Pediatric psoriasis could have detrimental effects on quality of life. Because of substantial developmental changes in early life, children are a vulnerable group. Psoriasis can disrupt their social relationships and interfere with school and sport [7]. The Children Dermatology Life Quality Index (CDLQI) was developed to allow quality-of-life assessment in children with psoriasis and other skin disorders [127]. Oostveen et al. conducted a prospective observational study of children with psoriasis from a registry containing daily clinical practice data [9]. They assessed the CDLQI in a cohort of 125 patients, finding that psoriasis has a negative impact on quality of life. The questions related to itching and their treatment regimens seemed to have the highest impact on the quality of life of these children. Effective interventions had a positive effect on quality of life, primarily through improving complaints of itch and sleep disturbance [9, 128].
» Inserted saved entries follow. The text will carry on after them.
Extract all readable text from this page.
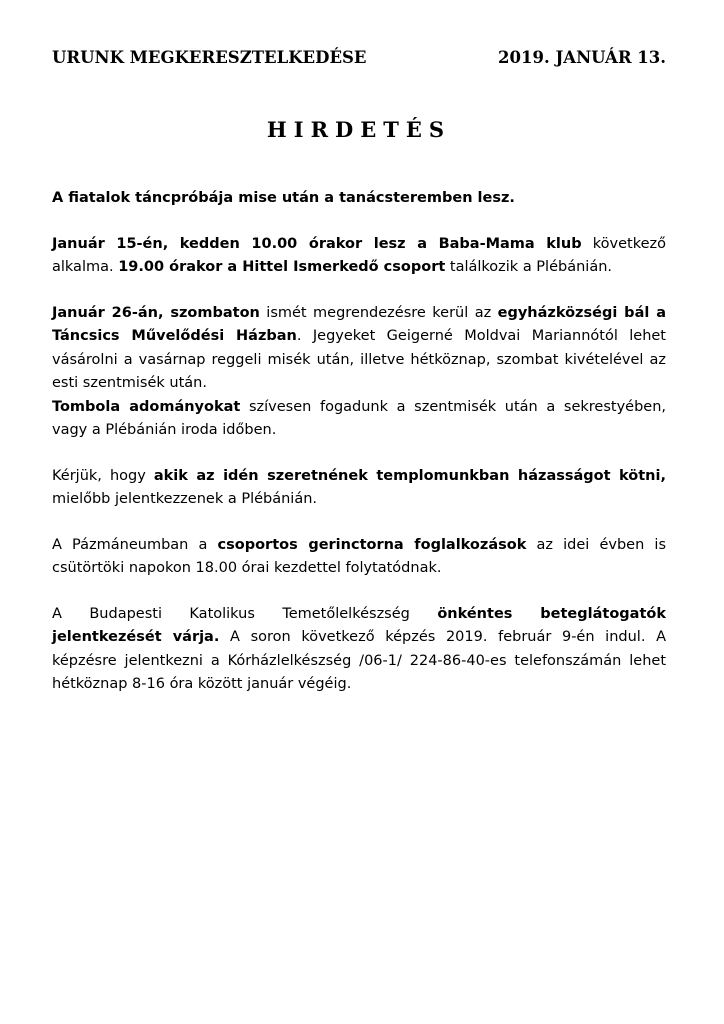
URUNK MEGKERESZTELKEDÉSE	2019. JANUÁR 13.
HIRDETÉS

A fiatalok táncpróbája mise után a tanácsteremben lesz.

Január 15-én, kedden 10.00 órakor lesz a Baba-Mama klub következő alkalma. 19.00 órakor a Hittel Ismerkedő csoport találkozik a Plébánián.

Január 26-án, szombaton ismét megrendezésre kerül az egyházközségi bál a Táncsics Művelődési Házban. Jegyeket Geigerné Moldvai Mariannótól lehet vásárolni a vasárnap reggeli misék után, illetve hétköznap, szombat kivételével az esti szentmisék után.

Tombola adományokat szívesen fogadunk a szentmisék után a sekrestyében, vagy a Plébánián iroda időben.

Kérjük, hogy akik az idén szeretnének templomunkban házasságot kötni, mielőbb jelentkezzenek a Plébánián.

A Pázmáneumban a csoportos gerinctorna foglalkozások az idei évben is csütörtöki napokon 18.00 órai kezdettel folytatódnak.

A Budapesti Katolikus Temetőlelkészség önkéntes beteglátogatók jelentkezését várja. A soron következő képzés 2019. február 9-én indul. A képzésre jelentkezni a Kórházlelkészség /06-1/ 224-86-40-es telefonszámán lehet hétköznap 8-16 óra között január végéig.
Previous research in adult populations reported psychiatric symptoms and diagnoses, such as depression and anxiety, in up to 60 % of psoriasis patients. Although studies regarding psychiatric symptoms in pediatric psoriasis are limited, it is known that pain, itching and the visible psoriasis lesions can result in embarrassment, social discomfort and anxiety in pediatric psoriasis patients [129, 130]. In line with these findings, Kimball et al. demonstrated an increased risk of developing depression, anxiety and bipolar disorder in psoriatic children compared with control subjects [12]. In addition, children suffering from psoriasis had a 47 % greater risk of taking psychotropic medications. Since the rate of antidepressant and anxiolytic medication use is higher than the incidences of depression and anxiety disorder in this study, and psychotropic medications are more likely to be used for more severe cases, the true incidence of psychiatric diagnoses may be even higher [12]. The relationship between psoriasis and depression and impaired quality of life in children has also been reported by other research groups [8, 131].

Psoriasis begins in childhood in almost one-third of the cases and is increasing in prevalence and incidence. However, the evidence on treatment efficacy and safety is still limited, and long-term data in pediatric patients are lacking. A prospective, multicenter, international registry is needed to evaluate these treatments in a standardized manner and ultimately to develop international guidelines on pediatric psoriasis.